Correcting Behavior: Is Less More?
It’s so simple! 1-2-3. I know, it sounds crazy. How could counting possibly work better than explaining to your kids what you want them to do?
As a side note, this is not a sponsored post. We found this helpful book as parents and want to share our personal insight as well.
I believe part of the reason this method works is because it eliminates the chance to argue or debate the answer. It’s a clear way to set a boundary without fuss. And kids thrive when the boundaries are straightforward.
So when my son started bugging me about the snack, and I already said no, I started counting, “1.”

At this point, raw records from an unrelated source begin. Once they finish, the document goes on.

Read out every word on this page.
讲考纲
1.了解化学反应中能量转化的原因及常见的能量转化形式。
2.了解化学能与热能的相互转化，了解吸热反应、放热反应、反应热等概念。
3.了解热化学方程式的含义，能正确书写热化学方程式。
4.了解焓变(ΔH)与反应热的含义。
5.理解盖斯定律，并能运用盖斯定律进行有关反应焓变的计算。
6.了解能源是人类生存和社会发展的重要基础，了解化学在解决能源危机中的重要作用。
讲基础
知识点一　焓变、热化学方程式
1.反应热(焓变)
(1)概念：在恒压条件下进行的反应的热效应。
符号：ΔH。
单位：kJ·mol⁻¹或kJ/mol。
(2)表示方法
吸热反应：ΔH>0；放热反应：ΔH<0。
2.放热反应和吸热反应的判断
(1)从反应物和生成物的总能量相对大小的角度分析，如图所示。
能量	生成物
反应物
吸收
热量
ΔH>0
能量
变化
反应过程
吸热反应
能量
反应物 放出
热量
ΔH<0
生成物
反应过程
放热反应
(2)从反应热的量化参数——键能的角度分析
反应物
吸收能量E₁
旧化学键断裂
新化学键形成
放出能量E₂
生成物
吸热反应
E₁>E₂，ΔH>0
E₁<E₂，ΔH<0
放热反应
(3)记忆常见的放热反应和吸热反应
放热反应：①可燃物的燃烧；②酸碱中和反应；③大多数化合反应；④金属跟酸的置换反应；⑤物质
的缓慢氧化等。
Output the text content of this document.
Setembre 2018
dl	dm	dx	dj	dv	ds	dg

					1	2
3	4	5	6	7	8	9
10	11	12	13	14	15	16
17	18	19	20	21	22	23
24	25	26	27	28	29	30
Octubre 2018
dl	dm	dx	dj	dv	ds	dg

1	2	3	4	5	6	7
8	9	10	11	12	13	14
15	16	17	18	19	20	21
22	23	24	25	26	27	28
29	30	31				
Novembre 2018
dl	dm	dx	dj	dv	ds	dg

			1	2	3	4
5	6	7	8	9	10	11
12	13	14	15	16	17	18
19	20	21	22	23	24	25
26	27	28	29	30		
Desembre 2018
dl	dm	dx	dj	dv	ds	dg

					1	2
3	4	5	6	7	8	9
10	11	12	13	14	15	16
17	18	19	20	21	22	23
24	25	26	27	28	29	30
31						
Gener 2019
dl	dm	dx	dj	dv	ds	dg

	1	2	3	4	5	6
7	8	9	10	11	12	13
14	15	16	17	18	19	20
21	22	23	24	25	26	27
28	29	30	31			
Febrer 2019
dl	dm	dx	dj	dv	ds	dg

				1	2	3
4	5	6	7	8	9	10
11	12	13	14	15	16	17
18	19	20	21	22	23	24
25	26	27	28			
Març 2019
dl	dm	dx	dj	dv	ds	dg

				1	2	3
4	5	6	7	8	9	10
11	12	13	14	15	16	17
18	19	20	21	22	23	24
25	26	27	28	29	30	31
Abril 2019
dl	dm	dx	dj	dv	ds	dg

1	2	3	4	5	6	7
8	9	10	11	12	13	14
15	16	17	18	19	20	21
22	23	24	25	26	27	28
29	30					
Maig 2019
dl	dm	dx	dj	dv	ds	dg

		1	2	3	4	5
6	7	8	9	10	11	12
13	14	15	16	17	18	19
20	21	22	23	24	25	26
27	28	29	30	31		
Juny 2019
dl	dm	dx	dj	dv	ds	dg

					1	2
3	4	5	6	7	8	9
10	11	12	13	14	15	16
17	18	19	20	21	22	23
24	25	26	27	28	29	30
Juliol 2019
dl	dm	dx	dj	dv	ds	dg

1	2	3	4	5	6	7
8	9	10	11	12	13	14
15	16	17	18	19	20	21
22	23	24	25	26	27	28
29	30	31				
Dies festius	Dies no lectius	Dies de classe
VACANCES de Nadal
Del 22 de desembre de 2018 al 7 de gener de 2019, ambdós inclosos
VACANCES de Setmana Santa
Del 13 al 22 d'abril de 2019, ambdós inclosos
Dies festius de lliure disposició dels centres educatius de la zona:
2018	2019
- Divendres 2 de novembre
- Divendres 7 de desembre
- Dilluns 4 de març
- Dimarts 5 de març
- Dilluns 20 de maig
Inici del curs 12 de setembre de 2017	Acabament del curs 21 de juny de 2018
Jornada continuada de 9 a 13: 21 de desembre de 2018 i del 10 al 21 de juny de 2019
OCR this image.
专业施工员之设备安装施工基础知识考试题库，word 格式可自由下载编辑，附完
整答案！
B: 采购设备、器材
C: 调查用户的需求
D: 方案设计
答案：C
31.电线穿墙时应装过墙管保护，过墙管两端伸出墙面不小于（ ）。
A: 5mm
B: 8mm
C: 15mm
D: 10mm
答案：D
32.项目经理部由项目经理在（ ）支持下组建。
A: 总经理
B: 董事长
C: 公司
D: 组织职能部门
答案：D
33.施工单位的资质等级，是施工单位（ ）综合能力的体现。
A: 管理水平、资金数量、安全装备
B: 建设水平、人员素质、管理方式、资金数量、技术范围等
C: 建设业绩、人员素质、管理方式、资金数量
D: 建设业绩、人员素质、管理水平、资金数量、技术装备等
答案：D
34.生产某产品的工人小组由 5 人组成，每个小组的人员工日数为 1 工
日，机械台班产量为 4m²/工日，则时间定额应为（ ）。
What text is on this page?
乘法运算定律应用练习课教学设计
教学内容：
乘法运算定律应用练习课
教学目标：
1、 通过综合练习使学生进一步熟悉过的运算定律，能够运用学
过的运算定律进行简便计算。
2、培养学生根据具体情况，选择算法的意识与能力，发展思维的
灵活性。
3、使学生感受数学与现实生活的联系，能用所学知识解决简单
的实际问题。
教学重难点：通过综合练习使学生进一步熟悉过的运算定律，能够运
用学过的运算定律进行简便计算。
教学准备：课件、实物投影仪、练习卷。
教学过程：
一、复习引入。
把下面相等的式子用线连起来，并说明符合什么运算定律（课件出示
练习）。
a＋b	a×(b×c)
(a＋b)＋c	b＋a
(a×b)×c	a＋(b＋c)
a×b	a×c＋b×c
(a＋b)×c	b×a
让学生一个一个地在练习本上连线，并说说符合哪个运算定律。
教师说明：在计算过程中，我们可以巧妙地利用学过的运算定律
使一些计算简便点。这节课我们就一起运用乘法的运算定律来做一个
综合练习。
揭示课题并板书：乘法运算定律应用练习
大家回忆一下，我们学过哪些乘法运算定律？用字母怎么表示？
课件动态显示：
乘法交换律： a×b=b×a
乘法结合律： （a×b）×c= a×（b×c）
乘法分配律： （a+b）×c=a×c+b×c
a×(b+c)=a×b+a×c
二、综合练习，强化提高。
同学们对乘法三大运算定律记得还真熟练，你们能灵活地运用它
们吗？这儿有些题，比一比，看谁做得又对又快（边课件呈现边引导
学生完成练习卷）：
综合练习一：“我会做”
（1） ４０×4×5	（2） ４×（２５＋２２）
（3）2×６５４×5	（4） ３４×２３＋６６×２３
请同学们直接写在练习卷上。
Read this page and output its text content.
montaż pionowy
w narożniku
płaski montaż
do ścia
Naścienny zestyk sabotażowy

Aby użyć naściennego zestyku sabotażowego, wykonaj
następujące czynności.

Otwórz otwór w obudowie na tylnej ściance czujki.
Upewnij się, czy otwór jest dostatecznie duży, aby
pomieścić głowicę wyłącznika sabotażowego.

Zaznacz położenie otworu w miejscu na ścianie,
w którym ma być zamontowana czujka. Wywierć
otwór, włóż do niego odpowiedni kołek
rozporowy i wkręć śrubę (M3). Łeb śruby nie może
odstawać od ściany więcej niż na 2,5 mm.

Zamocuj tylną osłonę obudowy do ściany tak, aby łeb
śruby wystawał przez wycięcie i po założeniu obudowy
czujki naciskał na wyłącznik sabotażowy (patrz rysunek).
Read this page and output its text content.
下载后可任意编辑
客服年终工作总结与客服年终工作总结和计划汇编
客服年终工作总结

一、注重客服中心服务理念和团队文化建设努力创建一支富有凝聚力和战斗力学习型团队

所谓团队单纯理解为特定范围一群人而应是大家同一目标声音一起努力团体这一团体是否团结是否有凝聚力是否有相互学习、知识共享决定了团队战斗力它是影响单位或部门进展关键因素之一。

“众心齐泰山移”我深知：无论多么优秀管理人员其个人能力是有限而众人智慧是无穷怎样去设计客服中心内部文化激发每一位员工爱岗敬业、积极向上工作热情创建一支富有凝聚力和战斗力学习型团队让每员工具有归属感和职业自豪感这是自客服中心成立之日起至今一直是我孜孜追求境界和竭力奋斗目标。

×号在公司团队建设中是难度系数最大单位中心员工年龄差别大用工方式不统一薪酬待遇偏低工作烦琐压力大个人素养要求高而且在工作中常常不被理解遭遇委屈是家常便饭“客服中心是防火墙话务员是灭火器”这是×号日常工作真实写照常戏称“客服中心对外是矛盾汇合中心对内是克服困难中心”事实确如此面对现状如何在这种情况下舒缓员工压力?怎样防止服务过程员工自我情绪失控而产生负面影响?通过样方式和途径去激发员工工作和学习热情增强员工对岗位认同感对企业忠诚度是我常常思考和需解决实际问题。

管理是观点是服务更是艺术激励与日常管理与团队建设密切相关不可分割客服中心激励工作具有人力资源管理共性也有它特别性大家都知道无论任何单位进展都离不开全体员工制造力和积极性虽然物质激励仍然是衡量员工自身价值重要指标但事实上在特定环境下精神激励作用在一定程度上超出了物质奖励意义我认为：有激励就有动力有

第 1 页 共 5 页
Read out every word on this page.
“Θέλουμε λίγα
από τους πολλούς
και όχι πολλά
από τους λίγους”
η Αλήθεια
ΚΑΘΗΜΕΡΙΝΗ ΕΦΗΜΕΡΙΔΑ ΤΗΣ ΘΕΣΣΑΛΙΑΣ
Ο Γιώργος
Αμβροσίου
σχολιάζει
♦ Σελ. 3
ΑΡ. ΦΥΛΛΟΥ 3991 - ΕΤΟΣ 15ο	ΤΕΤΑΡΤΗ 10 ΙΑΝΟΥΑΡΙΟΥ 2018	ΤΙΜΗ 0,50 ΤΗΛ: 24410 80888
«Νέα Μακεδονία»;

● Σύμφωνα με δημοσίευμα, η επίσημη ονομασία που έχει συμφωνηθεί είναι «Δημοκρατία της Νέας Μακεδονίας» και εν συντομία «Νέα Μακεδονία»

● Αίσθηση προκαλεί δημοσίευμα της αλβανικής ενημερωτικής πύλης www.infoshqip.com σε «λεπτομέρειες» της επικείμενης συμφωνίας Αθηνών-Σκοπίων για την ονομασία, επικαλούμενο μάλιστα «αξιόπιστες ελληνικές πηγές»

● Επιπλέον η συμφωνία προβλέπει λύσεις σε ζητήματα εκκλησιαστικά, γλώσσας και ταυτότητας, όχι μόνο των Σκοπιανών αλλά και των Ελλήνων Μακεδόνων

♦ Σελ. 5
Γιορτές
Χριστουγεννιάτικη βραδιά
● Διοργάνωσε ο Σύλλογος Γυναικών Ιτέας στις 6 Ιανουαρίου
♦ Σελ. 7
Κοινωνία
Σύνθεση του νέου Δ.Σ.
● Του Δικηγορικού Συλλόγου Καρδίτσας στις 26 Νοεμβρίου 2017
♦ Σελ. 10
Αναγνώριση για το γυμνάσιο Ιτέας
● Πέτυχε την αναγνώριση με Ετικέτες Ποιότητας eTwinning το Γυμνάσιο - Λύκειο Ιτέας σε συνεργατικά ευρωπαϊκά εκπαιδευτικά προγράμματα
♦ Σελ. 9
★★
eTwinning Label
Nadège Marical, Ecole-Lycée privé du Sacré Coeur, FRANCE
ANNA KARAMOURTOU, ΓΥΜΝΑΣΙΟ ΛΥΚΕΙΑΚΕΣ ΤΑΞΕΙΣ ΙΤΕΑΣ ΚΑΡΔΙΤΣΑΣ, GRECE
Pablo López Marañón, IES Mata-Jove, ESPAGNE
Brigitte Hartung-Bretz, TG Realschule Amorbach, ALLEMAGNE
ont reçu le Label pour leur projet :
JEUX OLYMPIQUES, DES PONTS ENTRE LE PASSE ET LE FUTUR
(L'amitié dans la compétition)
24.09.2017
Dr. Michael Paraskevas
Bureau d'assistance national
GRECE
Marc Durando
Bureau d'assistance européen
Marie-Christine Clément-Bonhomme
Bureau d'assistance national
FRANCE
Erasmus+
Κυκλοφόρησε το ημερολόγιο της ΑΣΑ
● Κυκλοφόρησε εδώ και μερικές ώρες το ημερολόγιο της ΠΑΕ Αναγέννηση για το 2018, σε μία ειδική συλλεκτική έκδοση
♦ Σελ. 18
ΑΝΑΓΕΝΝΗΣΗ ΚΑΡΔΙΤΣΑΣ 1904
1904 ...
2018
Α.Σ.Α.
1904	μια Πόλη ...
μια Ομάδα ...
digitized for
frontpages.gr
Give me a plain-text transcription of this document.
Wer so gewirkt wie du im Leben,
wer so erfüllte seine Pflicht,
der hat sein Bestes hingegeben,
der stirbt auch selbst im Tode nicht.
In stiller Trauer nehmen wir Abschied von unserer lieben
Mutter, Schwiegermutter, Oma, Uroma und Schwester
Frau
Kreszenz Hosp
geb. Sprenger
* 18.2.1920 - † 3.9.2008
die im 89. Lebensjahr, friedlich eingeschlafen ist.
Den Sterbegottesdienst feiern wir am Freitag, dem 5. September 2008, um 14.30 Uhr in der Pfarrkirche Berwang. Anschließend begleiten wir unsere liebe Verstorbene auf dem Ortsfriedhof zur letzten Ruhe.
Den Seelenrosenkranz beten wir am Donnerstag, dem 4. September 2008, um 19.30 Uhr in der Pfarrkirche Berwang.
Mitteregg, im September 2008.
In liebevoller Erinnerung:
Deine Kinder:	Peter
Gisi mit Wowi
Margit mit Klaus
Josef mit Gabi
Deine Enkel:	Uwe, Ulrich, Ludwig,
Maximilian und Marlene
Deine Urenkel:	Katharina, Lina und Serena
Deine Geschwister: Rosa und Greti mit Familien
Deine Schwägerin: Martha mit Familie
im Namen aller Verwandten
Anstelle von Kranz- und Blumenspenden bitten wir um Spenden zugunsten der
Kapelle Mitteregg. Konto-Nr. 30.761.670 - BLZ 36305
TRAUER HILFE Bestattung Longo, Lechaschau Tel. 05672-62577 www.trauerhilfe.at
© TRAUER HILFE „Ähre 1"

It takes a little time for your child to understand what’s happening, but eventually, with practice, they get it.
Since implementing the strategies from this book, we’ve had so much less arguing!
When we use the 1-2-3 method, I’ve found our house is calmer, there is more joy, and our kids know what to expect when it comes to correction.
I still find moments to teach our kids social emotional skills using my words, but in the heat of the moment, I’ve noticed using fewer words is best for our family.
Test it out, and see what happens when you use fewer words in the heat of the moment. I also highly recommend reading 1-2-3 Magic. There is no arguing, yelling, or spanking involved.
Lastly, I want to encourage you. Parenting isn’t easy, and there is always something we could be doing better. But I like to think of it as a journey. We won’t be perfect parents, and that’s okay. Perfection isn’t required. It is valuable to stay teachable and learn along the way, making the best of each moment.